Once Germany's Defence Minister, von der Leyen believes the EU would be better titled the ''United States of Europe'', and that its high time it formalised a European Army. Indeed, the European Parliament this year ceded control of its European Defence Fund to Brussels' unelected 28, - in effect handing over the future of their militaries.

Where will a European army march for tasty matches such as Hungary versus Border Refugees, or Catalonia v Madrid?

It is considered naff to make comparisons with the expansion of Hitler's Germany. But the word ''appeasement'' offers uncomfortable similarities. As Germany marched into new territories, Neville Chamberlain's appeasement policy was rooted in fears not totally unlike Brexit's - that is, stand your nation's ground and you risk catastrophe.

Even after Dunkirk, Churchill was fighting determined ministers certain that more appeasement would be far less damaging than resistance. (A defendable point).

It is claimed referendum voters were duped by Brexiteer lies. In truth, Remainers spent more money scaring the economic daylights out of possible leave voters. It now seems many Leave voters possessed so little they had nothing to lose by voting to return to their country's distinctive democracy.

The snag for Remainers is the referendum vote wasn't a demand to reform the EU, or beg a good settlement. It was an eviction notice - a direction to send it packing.

The first motive for founding the European Union was preventing another continental war.

Its defence cornerstone is Nato, a treaty underpinned first by America's power, and next by Britain's. The UK is by a distance Europe's strongest military member. It is also the closest EU ally to the US, and the only European allowed into the Americans' ''Five Eyes'' intelligence alliance.
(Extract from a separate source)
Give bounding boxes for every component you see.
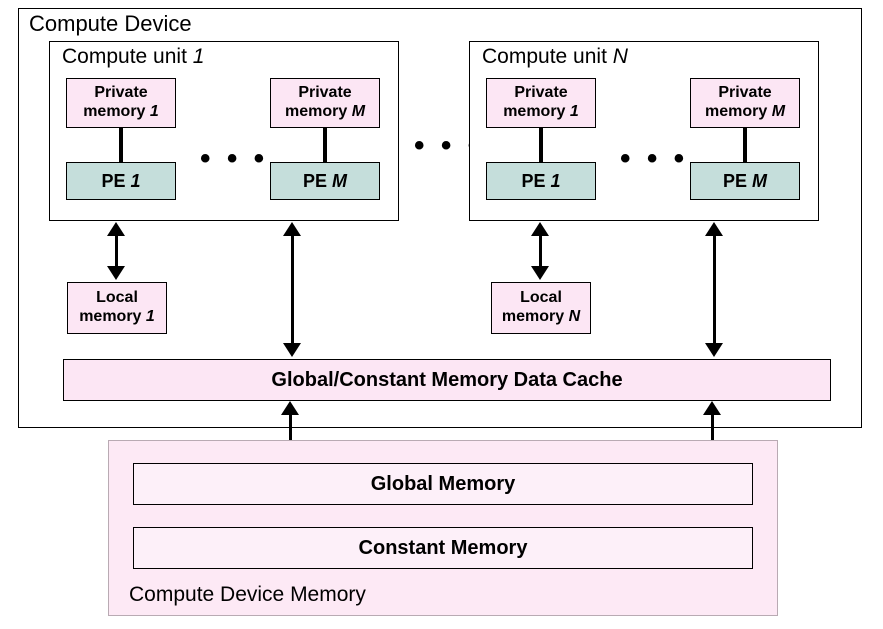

If the EU insists on a rancorous Brexit solution, then whether the result is Leave or Remain, the EU will have badly burned a key defence partner. Nations prefer to cast blame externally, and a serious chunk of Britain will despise a Europe they'd no longer raise a finger for.

Nato has 29 members and its future is a rarely linked with Brexit talks. But it hovers as a card that may be brandished in a last, ''tear down the walls'', negotiation. And we know Boris Johnson and Donald Trump are leaders willing to play to different rules.

-John Lapsley is an ODT columnist who owned a market research business that did political analysis.

Comments

It was interesting to see online, Guy Verhofstadt's speech at the UK Liberal Democrats' conference last week and advocating for the European Empire. The Liberal Democrats if elected will not hold a 2nd referendum and will just revoke Article 50 and stay in the EU. Actually refreshing that they are putting forward an honest vision about the European Empire rather than the years of sly integration by various UK Governments. Other European countries have an open dialogue about the United States of Europe and gave their electorates referendums on the key points of integration so far in 1992 and 2008.